Schoenfeld residuals for each individual are represented with a smoothed curve of the points. A line at 0 is added. If the confidence interval of the smoothed curve covers the 0 line, the proportionality of the hazard can be assumed.

References

Rizopoulos, D. (2018). Biostatistical Methods II: Classical Regression Models (EP03) Survival Analysis. Course material.

Model comparison

Model output

The user decides which type of model wants to fit and the model is fitted including the previously selected transition specific covariates. Some forest plots are returned and the model validation can be done. Finally, the user can compare different fitted models.

Model comparison

Inputs

The user can save and upload information of the sessions using the save and load buttons.

Outputs

A table is returned showing the information of all the fitted models.

If wanted, the user can save that information to use in other session clicking on the save button. The user needs to save the session id that is shown in order to upload that information in other session.

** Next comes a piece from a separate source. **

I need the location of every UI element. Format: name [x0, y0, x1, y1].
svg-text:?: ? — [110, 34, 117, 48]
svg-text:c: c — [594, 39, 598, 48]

To upload the information of other session, the user needs to introduce the session id and clicj on the load button.

Predictions

Predictions

The user can make predictions over one or two new individuals.

Predictions

Inputs

The inputs can be divided in three blocks:

  • Characteristics of the patient(s): different aspects of the new patient are specified as the initial state or the values of the selected covariates.
  • Prediction time: the time where the prediction wants to be done.
  • Graphical representation: the user can choose which graphical representation wants to see between a transition probability plot or a cumulative hazard plot. Furthermore, if the transition probability plot is selected he could choose between non-stacked and stacked plots.

Outputs

Two groups of outputs are returned:

  • Some boxes with the predicted probability of being in each state after the selected time for the new patient.
  • A transition probability plot for the new patient.

As the predictions are made based on the characteristics of a new patient, if no covariate is selected there won’t be any output in this section.

Interpretation

In the first group of outputs the probabilities of being in each state are returned. So, with those values we can get a better idea of how the new individual will be after the selected time period.

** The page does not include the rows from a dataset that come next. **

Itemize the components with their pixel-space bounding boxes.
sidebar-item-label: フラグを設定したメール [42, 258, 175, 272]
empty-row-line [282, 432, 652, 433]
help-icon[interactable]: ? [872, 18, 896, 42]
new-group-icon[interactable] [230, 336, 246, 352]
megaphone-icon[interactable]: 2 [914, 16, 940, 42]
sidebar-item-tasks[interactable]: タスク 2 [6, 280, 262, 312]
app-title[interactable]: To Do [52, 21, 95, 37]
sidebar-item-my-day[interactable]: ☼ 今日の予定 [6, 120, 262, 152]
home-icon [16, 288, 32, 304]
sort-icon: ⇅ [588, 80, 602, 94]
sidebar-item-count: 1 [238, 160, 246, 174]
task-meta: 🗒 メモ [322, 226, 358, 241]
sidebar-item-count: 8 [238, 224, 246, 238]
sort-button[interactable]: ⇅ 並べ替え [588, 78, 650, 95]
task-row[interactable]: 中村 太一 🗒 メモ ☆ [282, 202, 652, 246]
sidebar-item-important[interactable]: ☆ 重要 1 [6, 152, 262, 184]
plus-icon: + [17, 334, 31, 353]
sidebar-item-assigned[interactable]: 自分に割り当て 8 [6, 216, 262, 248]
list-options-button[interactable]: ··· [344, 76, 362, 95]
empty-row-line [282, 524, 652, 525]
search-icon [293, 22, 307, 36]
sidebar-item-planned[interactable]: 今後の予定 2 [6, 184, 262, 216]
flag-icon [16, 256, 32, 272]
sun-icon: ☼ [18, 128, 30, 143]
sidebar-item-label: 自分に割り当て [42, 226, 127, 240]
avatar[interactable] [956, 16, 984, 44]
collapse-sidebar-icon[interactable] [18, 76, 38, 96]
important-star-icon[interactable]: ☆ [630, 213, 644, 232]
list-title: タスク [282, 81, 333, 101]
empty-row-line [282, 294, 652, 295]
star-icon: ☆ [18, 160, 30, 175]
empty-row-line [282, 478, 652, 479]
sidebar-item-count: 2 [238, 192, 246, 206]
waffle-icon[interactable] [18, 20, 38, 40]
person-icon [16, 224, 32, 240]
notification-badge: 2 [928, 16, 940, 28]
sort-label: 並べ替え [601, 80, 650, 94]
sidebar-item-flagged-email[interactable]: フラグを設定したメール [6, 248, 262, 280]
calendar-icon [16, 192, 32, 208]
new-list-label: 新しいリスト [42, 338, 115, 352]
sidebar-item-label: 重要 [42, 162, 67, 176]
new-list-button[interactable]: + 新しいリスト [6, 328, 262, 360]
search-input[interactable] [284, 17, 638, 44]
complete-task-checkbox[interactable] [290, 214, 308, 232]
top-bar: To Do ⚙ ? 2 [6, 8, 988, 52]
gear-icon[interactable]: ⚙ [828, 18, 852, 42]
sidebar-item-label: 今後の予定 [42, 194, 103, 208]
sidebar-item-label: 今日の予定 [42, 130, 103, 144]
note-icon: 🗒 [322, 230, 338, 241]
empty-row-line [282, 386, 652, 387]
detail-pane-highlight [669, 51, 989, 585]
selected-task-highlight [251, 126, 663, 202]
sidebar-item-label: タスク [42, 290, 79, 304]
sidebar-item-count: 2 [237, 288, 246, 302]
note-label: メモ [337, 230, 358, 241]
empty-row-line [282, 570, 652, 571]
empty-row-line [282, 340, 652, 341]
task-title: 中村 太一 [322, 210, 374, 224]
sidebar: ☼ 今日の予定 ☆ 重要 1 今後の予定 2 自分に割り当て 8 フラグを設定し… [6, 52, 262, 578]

In the second group of outputs the transitions probability plot is obtained. This plot can be received in a stacked or non-stacked way, despite both plots give the same information: for the new patient, which is the probability of being in each state along time. In the non-stacked plot, the curves indicate which are those probabilities but in the stacked plot, in order to obtain those probabilities the height of each color need to be analyzed.

References

de Wreede LC, Fiocco M, and Putter H (2011). mstate: An R Package for the Analysis of Competing Risks and Multi-State Models. Journal of Statistical Software, Volume 38, Issue 7.